Левон взял трубку сразу, словно сидел у телефона и ждал моего звонка.
— Привет, Левончик! Как жизнь?
— Замечательно. Вчера вечером в подъезде обнаружили труп, выступаю теперь свидетелем. Часа полтора давал следственные показания.
— Труп — обычное в наше время дело. По–прежнему один кукуешь? Или бабу завел?
— Пошляк ты, Гришка. К сожалению, этот вопрос давно уж так не стоит. За мной приглядывает, готовит, обстирывает соседка. Ты должен ее помнить. Маленькая такая девочка, хохотушка с косичками. Всегда кричала нам: «Моряк, с печки бряк!»
— Господи, ты стал педофилом?
— Кретин! Ирина Вячеславовна вдова, одинокая учительница на пенсии. Какая пенсия у школьных учителей, знаешь? А так наш симбиоз дает взаимные выгоды. Одно плохо: она занимается моим воспитанием. Скоро буду писать диктанты. Лучше скажи, Машка опять улетела в Колумбус?
— Как обычно, сижу один. И Ирины Вячеславовны рядом нет. Когда приедешь?
— Не раньше чем через три месяца. Состоится сессия Академии наук. Да и то, если получится.
— Что так?
— На операцию ложусь, друг. Аденома предстательной железы. Интересно, у неандертальцев были аденомы?
— Не знаю, у меня, кроме тебя, ни одного неандертальца в корешах не было.
— И на том спасибо.
— Операция серьезная?
— Черт ее знает? Радости мало. Помнишь, как мы с тобой в Анапу к деду Мартиросу ездили?
— Как не помнить! В ту сторону, куда ни глянь, всюду солнце и «море Черное, песок и пляж, и жизнь прекрасная чарует нас!». Это сейчас впереди одни потемки.

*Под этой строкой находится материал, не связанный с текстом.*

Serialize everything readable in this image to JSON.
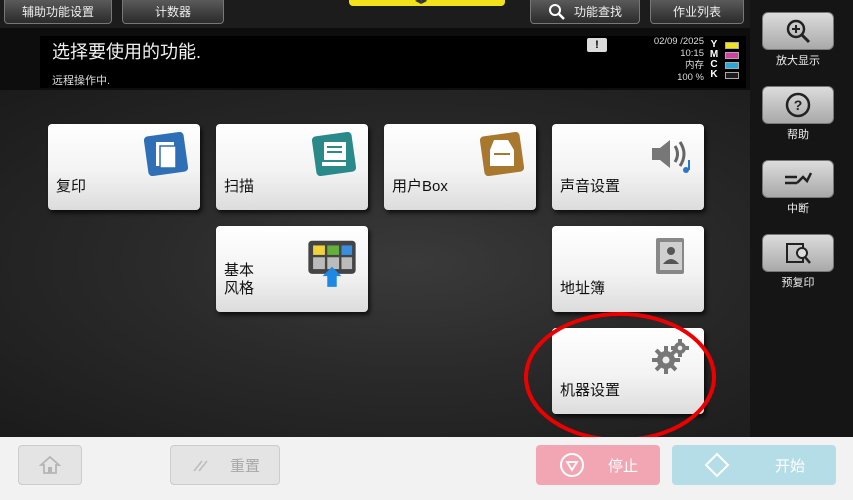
{
  "top": {
    "accessibility": "辅助功能设置",
    "counter": "计数器",
    "search": "功能查找",
    "joblist": "作业列表",
    "tab_mark": "◀▶"
  },
  "message": {
    "title": "选择要使用的功能.",
    "sub": "远程操作中.",
    "date": "02/09 /2025",
    "time": "10:15",
    "memory_label": "内存",
    "memory": "100 %"
  },
  "ymck": [
    "Y",
    "M",
    "C",
    "K"
  ],
  "colors": {
    "yellow": "#f2e21b",
    "magenta": "#d63ea7",
    "cyan": "#2aa6d9",
    "black": "#1c1c1c"
  },
  "tiles": [
    {
      "label": "复印",
      "icon": "copy-icon"
    },
    {
      "label": "扫描",
      "icon": "scan-icon"
    },
    {
      "label": "用户Box",
      "icon": "user-box-icon"
    },
    {
      "label": "声音设置",
      "icon": "sound-icon"
    },
    {
      "label": "基本风格",
      "line1": "基本",
      "line2": "风格",
      "icon": "basic-style-icon"
    },
    {
      "label": "地址簿",
      "icon": "address-book-icon"
    },
    {
      "label": "机器设置",
      "icon": "gear-icon"
    }
  ],
  "right": {
    "zoom": "放大显示",
    "help": "帮助",
    "interrupt": "中断",
    "preview": "预复印"
  },
  "bottom": {
    "reset": "重置",
    "stop": "停止",
    "start": "开始"
  }
}
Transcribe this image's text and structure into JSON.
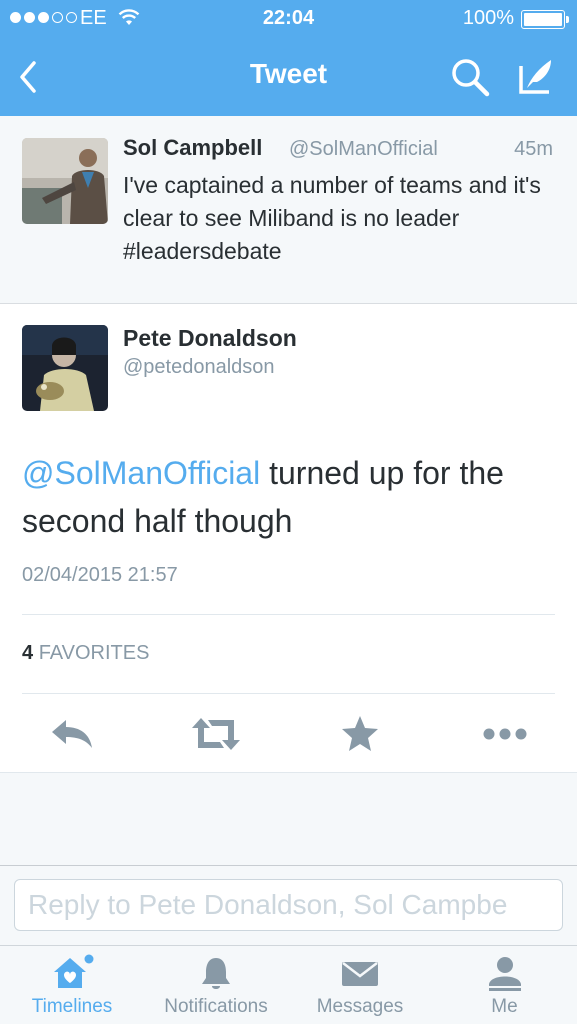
{
  "status_bar": {
    "carrier": "EE",
    "time": "22:04",
    "battery": "100%"
  },
  "nav": {
    "title": "Tweet"
  },
  "parent_tweet": {
    "name": "Sol Campbell",
    "handle": "@SolManOfficial",
    "time": "45m",
    "text": "I've captained a number of teams and it's clear to see Miliband is no leader #leadersdebate"
  },
  "main_tweet": {
    "name": "Pete Donaldson",
    "handle": "@petedonaldson",
    "mention": "@SolManOfficial",
    "text": " turned up for the second half though",
    "date": "02/04/2015 21:57",
    "favorites_count": "4",
    "favorites_label": "FAVORITES"
  },
  "actions": {
    "icons": [
      "reply-icon",
      "retweet-icon",
      "favorite-star-icon",
      "more-dots-icon"
    ]
  },
  "reply": {
    "placeholder": "Reply to Pete Donaldson, Sol Campbe"
  },
  "tabs": [
    {
      "label": "Timelines",
      "icon": "home-icon",
      "active": true
    },
    {
      "label": "Notifications",
      "icon": "bell-icon",
      "active": false
    },
    {
      "label": "Messages",
      "icon": "envelope-icon",
      "active": false
    },
    {
      "label": "Me",
      "icon": "person-icon",
      "active": false
    }
  ],
  "colors": {
    "accent": "#55acee",
    "text": "#292f33",
    "muted": "#8899a6",
    "background_gray": "#f5f8fa"
  }
}
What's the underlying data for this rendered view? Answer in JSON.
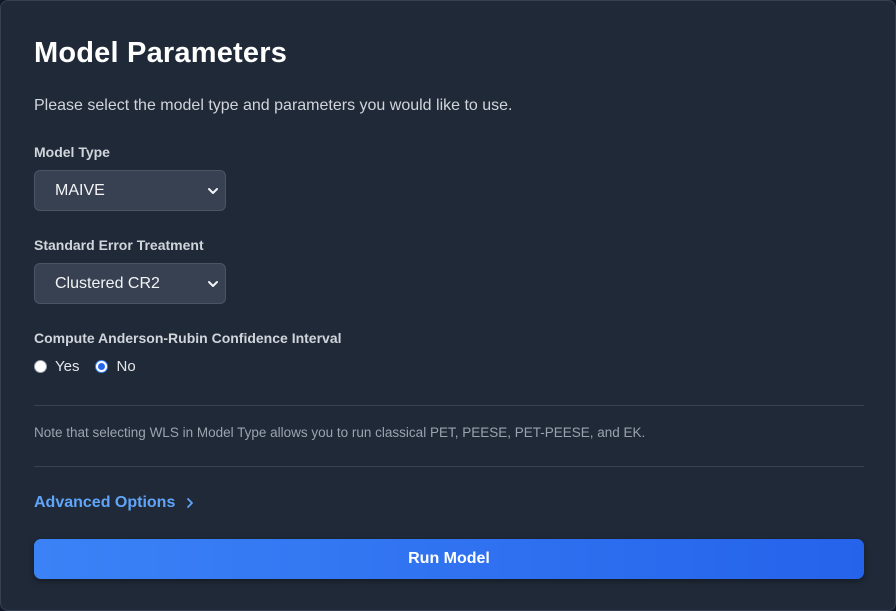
{
  "header": {
    "title": "Model Parameters",
    "subtitle": "Please select the model type and parameters you would like to use."
  },
  "model_type": {
    "label": "Model Type",
    "selected": "MAIVE"
  },
  "se_treatment": {
    "label": "Standard Error Treatment",
    "selected": "Clustered CR2"
  },
  "anderson_rubin": {
    "label": "Compute Anderson-Rubin Confidence Interval",
    "options": [
      "Yes",
      "No"
    ],
    "selected": "No"
  },
  "note": "Note that selecting WLS in Model Type allows you to run classical PET, PEESE, PET-PEESE, and EK.",
  "advanced": {
    "label": "Advanced Options",
    "icon": "chevron-right-icon"
  },
  "run_button": {
    "label": "Run Model"
  },
  "colors": {
    "background": "#1f2937",
    "accent": "#3b82f6",
    "link": "#60a5fa"
  }
}
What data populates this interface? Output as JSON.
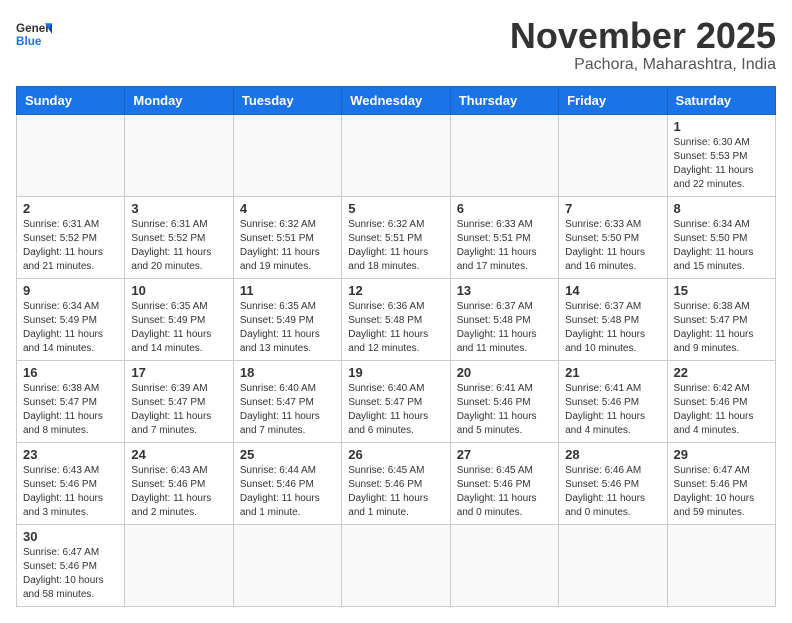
{
  "header": {
    "logo_general": "General",
    "logo_blue": "Blue",
    "month": "November 2025",
    "location": "Pachora, Maharashtra, India"
  },
  "weekdays": [
    "Sunday",
    "Monday",
    "Tuesday",
    "Wednesday",
    "Thursday",
    "Friday",
    "Saturday"
  ],
  "weeks": [
    [
      {
        "day": "",
        "info": ""
      },
      {
        "day": "",
        "info": ""
      },
      {
        "day": "",
        "info": ""
      },
      {
        "day": "",
        "info": ""
      },
      {
        "day": "",
        "info": ""
      },
      {
        "day": "",
        "info": ""
      },
      {
        "day": "1",
        "info": "Sunrise: 6:30 AM\nSunset: 5:53 PM\nDaylight: 11 hours\nand 22 minutes."
      }
    ],
    [
      {
        "day": "2",
        "info": "Sunrise: 6:31 AM\nSunset: 5:52 PM\nDaylight: 11 hours\nand 21 minutes."
      },
      {
        "day": "3",
        "info": "Sunrise: 6:31 AM\nSunset: 5:52 PM\nDaylight: 11 hours\nand 20 minutes."
      },
      {
        "day": "4",
        "info": "Sunrise: 6:32 AM\nSunset: 5:51 PM\nDaylight: 11 hours\nand 19 minutes."
      },
      {
        "day": "5",
        "info": "Sunrise: 6:32 AM\nSunset: 5:51 PM\nDaylight: 11 hours\nand 18 minutes."
      },
      {
        "day": "6",
        "info": "Sunrise: 6:33 AM\nSunset: 5:51 PM\nDaylight: 11 hours\nand 17 minutes."
      },
      {
        "day": "7",
        "info": "Sunrise: 6:33 AM\nSunset: 5:50 PM\nDaylight: 11 hours\nand 16 minutes."
      },
      {
        "day": "8",
        "info": "Sunrise: 6:34 AM\nSunset: 5:50 PM\nDaylight: 11 hours\nand 15 minutes."
      }
    ],
    [
      {
        "day": "9",
        "info": "Sunrise: 6:34 AM\nSunset: 5:49 PM\nDaylight: 11 hours\nand 14 minutes."
      },
      {
        "day": "10",
        "info": "Sunrise: 6:35 AM\nSunset: 5:49 PM\nDaylight: 11 hours\nand 14 minutes."
      },
      {
        "day": "11",
        "info": "Sunrise: 6:35 AM\nSunset: 5:49 PM\nDaylight: 11 hours\nand 13 minutes."
      },
      {
        "day": "12",
        "info": "Sunrise: 6:36 AM\nSunset: 5:48 PM\nDaylight: 11 hours\nand 12 minutes."
      },
      {
        "day": "13",
        "info": "Sunrise: 6:37 AM\nSunset: 5:48 PM\nDaylight: 11 hours\nand 11 minutes."
      },
      {
        "day": "14",
        "info": "Sunrise: 6:37 AM\nSunset: 5:48 PM\nDaylight: 11 hours\nand 10 minutes."
      },
      {
        "day": "15",
        "info": "Sunrise: 6:38 AM\nSunset: 5:47 PM\nDaylight: 11 hours\nand 9 minutes."
      }
    ],
    [
      {
        "day": "16",
        "info": "Sunrise: 6:38 AM\nSunset: 5:47 PM\nDaylight: 11 hours\nand 8 minutes."
      },
      {
        "day": "17",
        "info": "Sunrise: 6:39 AM\nSunset: 5:47 PM\nDaylight: 11 hours\nand 7 minutes."
      },
      {
        "day": "18",
        "info": "Sunrise: 6:40 AM\nSunset: 5:47 PM\nDaylight: 11 hours\nand 7 minutes."
      },
      {
        "day": "19",
        "info": "Sunrise: 6:40 AM\nSunset: 5:47 PM\nDaylight: 11 hours\nand 6 minutes."
      },
      {
        "day": "20",
        "info": "Sunrise: 6:41 AM\nSunset: 5:46 PM\nDaylight: 11 hours\nand 5 minutes."
      },
      {
        "day": "21",
        "info": "Sunrise: 6:41 AM\nSunset: 5:46 PM\nDaylight: 11 hours\nand 4 minutes."
      },
      {
        "day": "22",
        "info": "Sunrise: 6:42 AM\nSunset: 5:46 PM\nDaylight: 11 hours\nand 4 minutes."
      }
    ],
    [
      {
        "day": "23",
        "info": "Sunrise: 6:43 AM\nSunset: 5:46 PM\nDaylight: 11 hours\nand 3 minutes."
      },
      {
        "day": "24",
        "info": "Sunrise: 6:43 AM\nSunset: 5:46 PM\nDaylight: 11 hours\nand 2 minutes."
      },
      {
        "day": "25",
        "info": "Sunrise: 6:44 AM\nSunset: 5:46 PM\nDaylight: 11 hours\nand 1 minute."
      },
      {
        "day": "26",
        "info": "Sunrise: 6:45 AM\nSunset: 5:46 PM\nDaylight: 11 hours\nand 1 minute."
      },
      {
        "day": "27",
        "info": "Sunrise: 6:45 AM\nSunset: 5:46 PM\nDaylight: 11 hours\nand 0 minutes."
      },
      {
        "day": "28",
        "info": "Sunrise: 6:46 AM\nSunset: 5:46 PM\nDaylight: 11 hours\nand 0 minutes."
      },
      {
        "day": "29",
        "info": "Sunrise: 6:47 AM\nSunset: 5:46 PM\nDaylight: 10 hours\nand 59 minutes."
      }
    ],
    [
      {
        "day": "30",
        "info": "Sunrise: 6:47 AM\nSunset: 5:46 PM\nDaylight: 10 hours\nand 58 minutes."
      },
      {
        "day": "",
        "info": ""
      },
      {
        "day": "",
        "info": ""
      },
      {
        "day": "",
        "info": ""
      },
      {
        "day": "",
        "info": ""
      },
      {
        "day": "",
        "info": ""
      },
      {
        "day": "",
        "info": ""
      }
    ]
  ]
}
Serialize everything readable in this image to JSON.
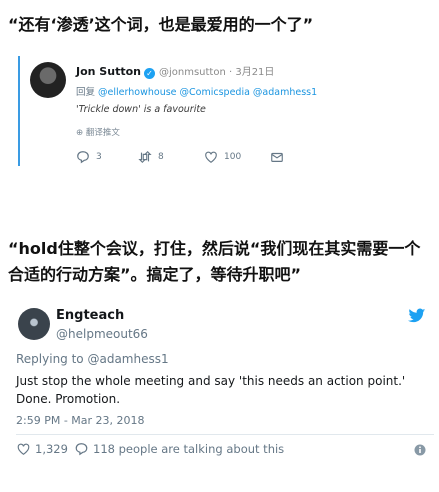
{
  "captions": {
    "first": "“还有‘渗透’这个词，也是最爱用的一个了”",
    "second": "“hold住整个会议，打住，然后说“我们现在其实需要一个合适的行动方案”。搞定了，等待升职吧”"
  },
  "tweet1": {
    "name": "Jon Sutton",
    "handle": "@jonmsutton · 3月21日",
    "reply_prefix": "回复",
    "reply_mentions": "@ellerhowhouse @Comicspedia @adamhess1",
    "text": "'Trickle down' is a favourite",
    "translate": "翻译推文",
    "replies": "3",
    "retweets": "8",
    "likes": "100"
  },
  "tweet2": {
    "name": "Engteach",
    "handle": "@helpmeout66",
    "reply_to": "Replying to @adamhess1",
    "body": "Just stop the whole meeting and say 'this needs an action point.' Done. Promotion.",
    "timestamp": "2:59 PM - Mar 23, 2018",
    "likes": "1,329",
    "talking": "118 people are talking about this"
  },
  "colors": {
    "accent": "#1da1f2",
    "link": "#1b95e0",
    "muted": "#657786",
    "like_red": "#e0245e"
  }
}
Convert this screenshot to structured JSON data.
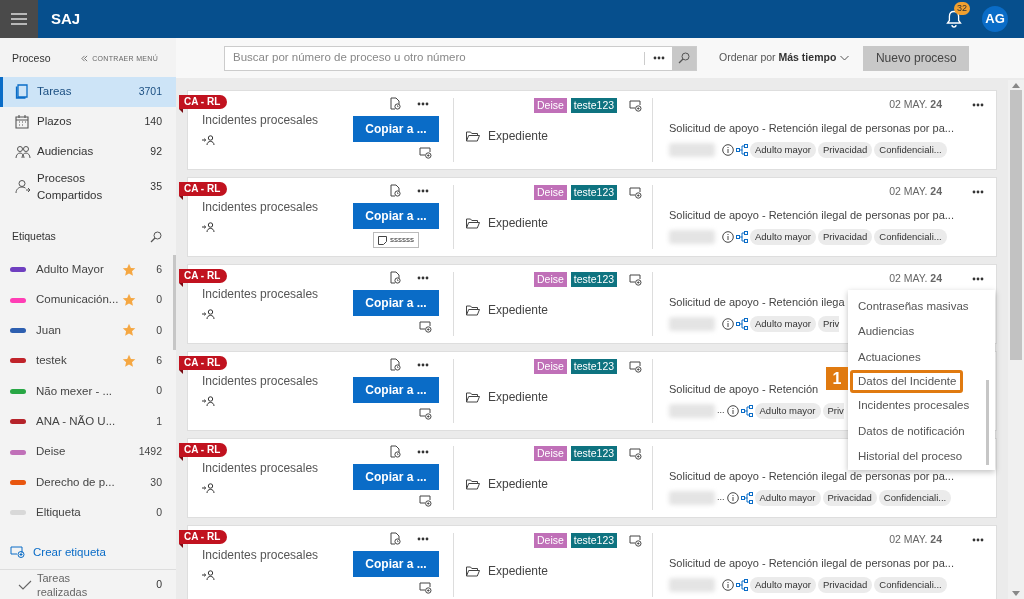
{
  "header": {
    "app_title": "SAJ",
    "notifications": "32",
    "avatar": "AG"
  },
  "sidebar": {
    "section_title": "Proceso",
    "collapse_label": "CONTRAER MENÚ",
    "nav": [
      {
        "label": "Tareas",
        "count": "3701",
        "kind": "tasks",
        "selected": true
      },
      {
        "label": "Plazos",
        "count": "140",
        "kind": "calendar",
        "selected": false
      },
      {
        "label": "Audiencias",
        "count": "92",
        "kind": "people",
        "selected": false
      },
      {
        "label": "Procesos Compartidos",
        "count": "35",
        "kind": "shared",
        "selected": false
      }
    ],
    "labels_title": "Etiquetas",
    "labels": [
      {
        "name": "Adulto Mayor",
        "color": "#6f3fc0",
        "starred": true,
        "count": "6"
      },
      {
        "name": "Comunicación...",
        "color": "#ff3eb5",
        "starred": true,
        "count": "0"
      },
      {
        "name": "Juan",
        "color": "#2d5fb0",
        "starred": true,
        "count": "0"
      },
      {
        "name": "testek",
        "color": "#c0232a",
        "starred": true,
        "count": "6"
      },
      {
        "name": "Não mexer - ...",
        "color": "#28a745",
        "starred": false,
        "count": "0"
      },
      {
        "name": "ANA - NÃO U...",
        "color": "#b5232a",
        "starred": false,
        "count": "1"
      },
      {
        "name": "Deise",
        "color": "#c070b8",
        "starred": false,
        "count": "1492"
      },
      {
        "name": "Derecho de p...",
        "color": "#e8560f",
        "starred": false,
        "count": "30"
      },
      {
        "name": "Eltiqueta",
        "color": "#d8d8d8",
        "starred": false,
        "count": "0"
      }
    ],
    "create_label": "Crear etiqueta",
    "done": {
      "label": "Tareas realizadas",
      "count": "0"
    }
  },
  "toolbar": {
    "search_placeholder": "Buscar por número de proceso u otro número",
    "sort_label": "Ordenar por",
    "sort_value": "Más tiempo",
    "new_button": "Nuevo proceso"
  },
  "cards": [
    {
      "tag": "CA - RL",
      "type": "Incidentes procesales",
      "copy_button": "Copiar a ...",
      "labels": [
        {
          "name": "Deise",
          "color": "#c070b8"
        },
        {
          "name": "teste123",
          "color": "#0e7380"
        }
      ],
      "folder": "Expediente",
      "date": "02 MAY. **24**",
      "title": "Solicitud de apoyo - Retención ilegal de personas por pa...",
      "chips": [
        {
          "text": "Adulto mayor",
          "cut": false
        },
        {
          "text": "Privacidad",
          "cut": false
        },
        {
          "text": "Confidenciali...",
          "cut": false
        }
      ]
    },
    {
      "tag": "CA - RL",
      "type": "Incidentes procesales",
      "copy_button": "Copiar a ...",
      "note": "ssssss",
      "labels": [
        {
          "name": "Deise",
          "color": "#c070b8"
        },
        {
          "name": "teste123",
          "color": "#0e7380"
        }
      ],
      "folder": "Expediente",
      "date": "02 MAY. **24**",
      "title": "Solicitud de apoyo - Retención ilegal de personas por pa...",
      "chips": [
        {
          "text": "Adulto mayor",
          "cut": false
        },
        {
          "text": "Privacidad",
          "cut": false
        },
        {
          "text": "Confidenciali...",
          "cut": false
        }
      ]
    },
    {
      "tag": "CA - RL",
      "type": "Incidentes procesales",
      "copy_button": "Copiar a ...",
      "labels": [
        {
          "name": "Deise",
          "color": "#c070b8"
        },
        {
          "name": "teste123",
          "color": "#0e7380"
        }
      ],
      "folder": "Expediente",
      "date": "02 MAY. **24**",
      "title": "Solicitud de apoyo - Retención ilega",
      "chips": [
        {
          "text": "Adulto mayor",
          "cut": false
        },
        {
          "text": "Priv",
          "cut": true
        }
      ]
    },
    {
      "tag": "CA - RL",
      "type": "Incidentes procesales",
      "copy_button": "Copiar a ...",
      "labels": [
        {
          "name": "Deise",
          "color": "#c070b8"
        },
        {
          "name": "teste123",
          "color": "#0e7380"
        }
      ],
      "folder": "Expediente",
      "title": "Solicitud de apoyo - Retención",
      "redacted_suffix": "...",
      "chips": [
        {
          "text": "Adulto mayor",
          "cut": false
        },
        {
          "text": "Priv",
          "cut": true
        }
      ]
    },
    {
      "tag": "CA - RL",
      "type": "Incidentes procesales",
      "copy_button": "Copiar a ...",
      "labels": [
        {
          "name": "Deise",
          "color": "#c070b8"
        },
        {
          "name": "teste123",
          "color": "#0e7380"
        }
      ],
      "folder": "Expediente",
      "title": "Solicitud de apoyo - Retención ilegal de personas por pa...",
      "redacted_suffix": "...",
      "chips": [
        {
          "text": "Adulto mayor",
          "cut": false
        },
        {
          "text": "Privacidad",
          "cut": false
        },
        {
          "text": "Confidenciali...",
          "cut": false
        }
      ]
    },
    {
      "tag": "CA - RL",
      "type": "Incidentes procesales",
      "copy_button": "Copiar a ...",
      "labels": [
        {
          "name": "Deise",
          "color": "#c070b8"
        },
        {
          "name": "teste123",
          "color": "#0e7380"
        }
      ],
      "folder": "Expediente",
      "date": "02 MAY. **24**",
      "title": "Solicitud de apoyo - Retención ilegal de personas por pa...",
      "chips": [
        {
          "text": "Adulto mayor",
          "cut": false
        },
        {
          "text": "Privacidad",
          "cut": false
        },
        {
          "text": "Confidenciali...",
          "cut": false
        }
      ]
    }
  ],
  "context_menu": {
    "callout": "1",
    "items": [
      {
        "label": "Contraseñas masivas",
        "selected": false
      },
      {
        "label": "Audiencias",
        "selected": false
      },
      {
        "label": "Actuaciones",
        "selected": false
      },
      {
        "label": "Datos del Incidente",
        "selected": true
      },
      {
        "label": "Incidentes procesales",
        "selected": false
      },
      {
        "label": "Datos de notificación",
        "selected": false
      },
      {
        "label": "Historial del proceso",
        "selected": false
      }
    ]
  }
}
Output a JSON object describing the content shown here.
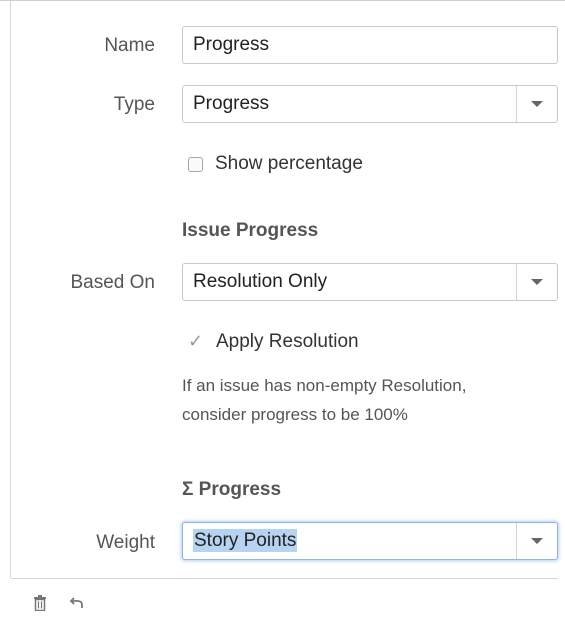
{
  "form": {
    "name_label": "Name",
    "name_value": "Progress",
    "type_label": "Type",
    "type_value": "Progress",
    "show_percentage_label": "Show percentage",
    "show_percentage_checked": false,
    "issue_progress_title": "Issue Progress",
    "based_on_label": "Based On",
    "based_on_value": "Resolution Only",
    "apply_resolution_label": "Apply Resolution",
    "apply_resolution_checked": true,
    "help_line1": "If an issue has non-empty Resolution,",
    "help_line2": "consider progress to be 100%",
    "sigma_progress_title": "Σ Progress",
    "weight_label": "Weight",
    "weight_value": "Story Points"
  },
  "icons": {
    "dropdown": "chevron-down-icon",
    "delete": "trash-icon",
    "undo": "undo-icon",
    "check": "checkmark-icon"
  },
  "colors": {
    "selection_highlight": "#b7d3f2",
    "focus_ring": "#8fb5e0",
    "label_text": "#555555",
    "border": "#c9c9c9"
  }
}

— Все равно, Гриша, во тьме должен проблесковый маячок посверкивать, туда–то мы всегда поспеем, небось апартаменты уже заготовлены. Друзья и родные давно ждут. Вот и пусть ждут, у меня дел запланировано лет на двадцать, как минимум.
…Тем летом отец Левона отправил нас, нахимовцев, перешедших в выпускной класс, в Анапу к деду Мартиросу. Ехали по гражданке, чтобы не засветиться перед патрулями, тетя Шура раздобыла для меня и Левона джинсы — это сейчас все человечество перешло на эту форму одежды, а тогда, в середине пятидесятых, джинсы были редкостью, только у фарцы и всяких там деток, чьи родители за бугор мотались, и встретишь. И с размерами сошлось в самую пору, я тетке все параметры в письме обрисовал.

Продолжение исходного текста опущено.